Misc. Docker Build Commands

  • -f if there’s a different name of a docker file: DOCKER_BUILDKIT=1 docker build -f Dockerfile_mumble_physical_runtime -t mumble-physical-runtime .
    • Dockerfile_mumble_physical_runtime is the docker file;s name
  • Syntaxes
    • ARG defines local build time variables
    • ENV are environment variables that will persist throughout the runtime env.
  • Build args
    • In docker-compose:
      1
      2
      3
      4
      5
      6
      
        build:
        context: ./mumble_physical_runtime
        dockerfile: Dockerfile_mumble_physical_runtime
        args:
            # - WORKDIRECTORY=/home/mumble_physical_runtime/src
            - WORKDIRECTORY=/home/mumble_physical_runtime
      
    • In Dockerfile:
      1
      
        ARG WORKDIRECTORY="TO_GET_FROM_DOCKER_COMPOSE"
      
    • The old values of WORKDIRECTORY could be cached, and with the default docker build, the old values could still persist. In that case, we need to build without cached. TODO: I’m not sure what exactly gets cached

Docker Image Management

General workflow includes properly tagging an image, then pushing to dockerhub:

1
2
docker tag dream-rgbd-rico:latest ricojia/dream-rgbd-rico:1.0    # 
docker push ricojia/dream-rgbd-rico:1.0
  • ricojia is my username, also my namespace
  • latest is the default tag when it’s not provided.
  • In the above, 1.0 has been properly added to as a tag.
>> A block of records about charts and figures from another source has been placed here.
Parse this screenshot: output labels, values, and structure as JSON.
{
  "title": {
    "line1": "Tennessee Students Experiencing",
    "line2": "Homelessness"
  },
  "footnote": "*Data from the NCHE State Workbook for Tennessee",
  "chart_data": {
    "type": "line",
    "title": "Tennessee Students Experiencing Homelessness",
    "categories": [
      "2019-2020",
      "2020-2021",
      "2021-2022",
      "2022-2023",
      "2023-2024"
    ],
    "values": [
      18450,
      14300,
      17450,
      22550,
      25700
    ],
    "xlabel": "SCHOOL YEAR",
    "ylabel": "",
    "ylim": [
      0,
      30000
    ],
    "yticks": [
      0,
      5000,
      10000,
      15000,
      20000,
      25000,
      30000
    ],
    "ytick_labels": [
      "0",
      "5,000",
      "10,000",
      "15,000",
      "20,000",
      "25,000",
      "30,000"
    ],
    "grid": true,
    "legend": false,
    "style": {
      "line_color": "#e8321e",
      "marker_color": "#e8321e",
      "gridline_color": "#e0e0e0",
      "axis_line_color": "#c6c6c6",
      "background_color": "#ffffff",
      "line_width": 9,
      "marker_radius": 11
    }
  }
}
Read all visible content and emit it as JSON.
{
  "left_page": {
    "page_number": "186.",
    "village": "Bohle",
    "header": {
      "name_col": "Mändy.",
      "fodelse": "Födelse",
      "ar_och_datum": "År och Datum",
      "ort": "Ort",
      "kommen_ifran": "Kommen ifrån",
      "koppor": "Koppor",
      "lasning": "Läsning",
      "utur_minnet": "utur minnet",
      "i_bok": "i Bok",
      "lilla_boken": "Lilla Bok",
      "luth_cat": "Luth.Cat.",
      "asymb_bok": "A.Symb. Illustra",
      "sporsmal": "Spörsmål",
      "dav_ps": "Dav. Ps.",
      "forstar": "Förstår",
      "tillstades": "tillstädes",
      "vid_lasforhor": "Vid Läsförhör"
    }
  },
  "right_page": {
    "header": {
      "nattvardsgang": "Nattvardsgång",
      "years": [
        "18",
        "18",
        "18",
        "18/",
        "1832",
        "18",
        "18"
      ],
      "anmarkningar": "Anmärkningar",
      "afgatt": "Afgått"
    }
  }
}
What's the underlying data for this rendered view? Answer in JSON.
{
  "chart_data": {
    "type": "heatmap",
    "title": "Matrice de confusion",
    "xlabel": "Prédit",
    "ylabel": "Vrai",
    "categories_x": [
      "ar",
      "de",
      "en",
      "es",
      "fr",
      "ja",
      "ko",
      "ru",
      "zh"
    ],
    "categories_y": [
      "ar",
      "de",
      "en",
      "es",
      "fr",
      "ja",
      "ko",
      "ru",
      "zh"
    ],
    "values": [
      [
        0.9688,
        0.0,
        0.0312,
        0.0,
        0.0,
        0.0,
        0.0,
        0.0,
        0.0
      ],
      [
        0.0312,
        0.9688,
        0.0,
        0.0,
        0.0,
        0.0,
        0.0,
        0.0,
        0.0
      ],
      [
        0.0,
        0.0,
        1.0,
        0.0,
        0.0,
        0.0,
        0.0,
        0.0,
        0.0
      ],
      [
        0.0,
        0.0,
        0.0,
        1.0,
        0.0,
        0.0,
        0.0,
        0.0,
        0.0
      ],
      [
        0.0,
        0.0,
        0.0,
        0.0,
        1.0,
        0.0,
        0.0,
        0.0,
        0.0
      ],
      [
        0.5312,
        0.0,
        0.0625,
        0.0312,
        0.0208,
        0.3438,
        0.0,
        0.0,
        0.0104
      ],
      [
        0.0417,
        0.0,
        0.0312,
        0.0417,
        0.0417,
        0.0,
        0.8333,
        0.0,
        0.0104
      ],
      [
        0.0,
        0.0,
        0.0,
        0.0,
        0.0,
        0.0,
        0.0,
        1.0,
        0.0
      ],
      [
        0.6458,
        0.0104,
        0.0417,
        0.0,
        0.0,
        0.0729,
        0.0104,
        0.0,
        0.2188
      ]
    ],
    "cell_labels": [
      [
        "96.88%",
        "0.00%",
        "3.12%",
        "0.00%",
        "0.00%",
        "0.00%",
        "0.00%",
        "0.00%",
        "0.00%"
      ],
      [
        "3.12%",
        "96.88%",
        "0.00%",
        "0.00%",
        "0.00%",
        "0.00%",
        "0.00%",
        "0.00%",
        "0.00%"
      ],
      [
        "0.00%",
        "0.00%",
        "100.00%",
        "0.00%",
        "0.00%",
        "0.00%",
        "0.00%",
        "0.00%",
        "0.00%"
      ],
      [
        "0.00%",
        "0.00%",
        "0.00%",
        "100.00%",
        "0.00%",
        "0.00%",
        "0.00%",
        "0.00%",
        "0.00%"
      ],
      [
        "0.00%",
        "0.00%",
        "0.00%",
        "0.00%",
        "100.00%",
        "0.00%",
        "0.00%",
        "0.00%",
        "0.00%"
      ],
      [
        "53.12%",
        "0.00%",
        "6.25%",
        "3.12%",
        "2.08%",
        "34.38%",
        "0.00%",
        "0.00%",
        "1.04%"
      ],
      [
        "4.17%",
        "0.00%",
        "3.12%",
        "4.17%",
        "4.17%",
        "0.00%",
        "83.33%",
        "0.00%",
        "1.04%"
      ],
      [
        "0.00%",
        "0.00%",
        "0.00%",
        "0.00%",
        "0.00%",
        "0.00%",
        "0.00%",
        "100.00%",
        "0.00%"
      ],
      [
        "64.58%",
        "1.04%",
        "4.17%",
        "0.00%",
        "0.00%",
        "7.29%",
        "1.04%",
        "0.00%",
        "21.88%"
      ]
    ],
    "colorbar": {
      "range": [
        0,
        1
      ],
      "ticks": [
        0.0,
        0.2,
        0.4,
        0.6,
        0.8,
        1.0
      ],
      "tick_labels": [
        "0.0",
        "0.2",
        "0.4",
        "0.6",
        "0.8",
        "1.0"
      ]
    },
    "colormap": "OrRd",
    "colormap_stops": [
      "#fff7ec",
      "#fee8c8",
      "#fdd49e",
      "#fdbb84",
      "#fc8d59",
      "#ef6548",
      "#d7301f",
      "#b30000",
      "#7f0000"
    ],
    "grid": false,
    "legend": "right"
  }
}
Now on Dockerhub, latest and 1.0 points to the same image

To pull this image,

1
docker pull ricojia/dream-rgbd-rico:latest
  • Remove untagged images: docker image prune -f
  • Remove images with a common name, e.g., ricojia/dream-rgbd-rico*: docker images | grep 'ricojia/dream-rgbd-rico' | awk '{print $1 ":" $2}' | xargs docker rmi

General Guidelines Of Docker Development

  1. Use Multi-Stage Builds: Multi-stage builds allow you to use multiple FROM statements in your Dockerfile. This helps in creating smaller, more efficient images by copying only the necessary artifacts from one stage to another.
  2. Clean Up After Installation: Remove temporary files and package lists after installing software to keep the image size small. For example, use apt-get clean and rm -rf /var/lib/apt/lists/* after installing packages.
  3. Use .dockerignore: Create a .dockerignore file to exclude unnecessary files and directories from the build context, reducing the build time and image size.
  4. Minimize the Number of Layers: Combine multiple commands into a single RUN statement using && to reduce the number of layers. (For production)
  5. Use Non-Root User: Whenever possible, avoid running applications as the root user inside the container. Create a non-root user and switch to it using the USER instruction.
  6. Health Checks: Use the HEALTHCHECK instruction to define how Docker should test the container to check if it’s still working.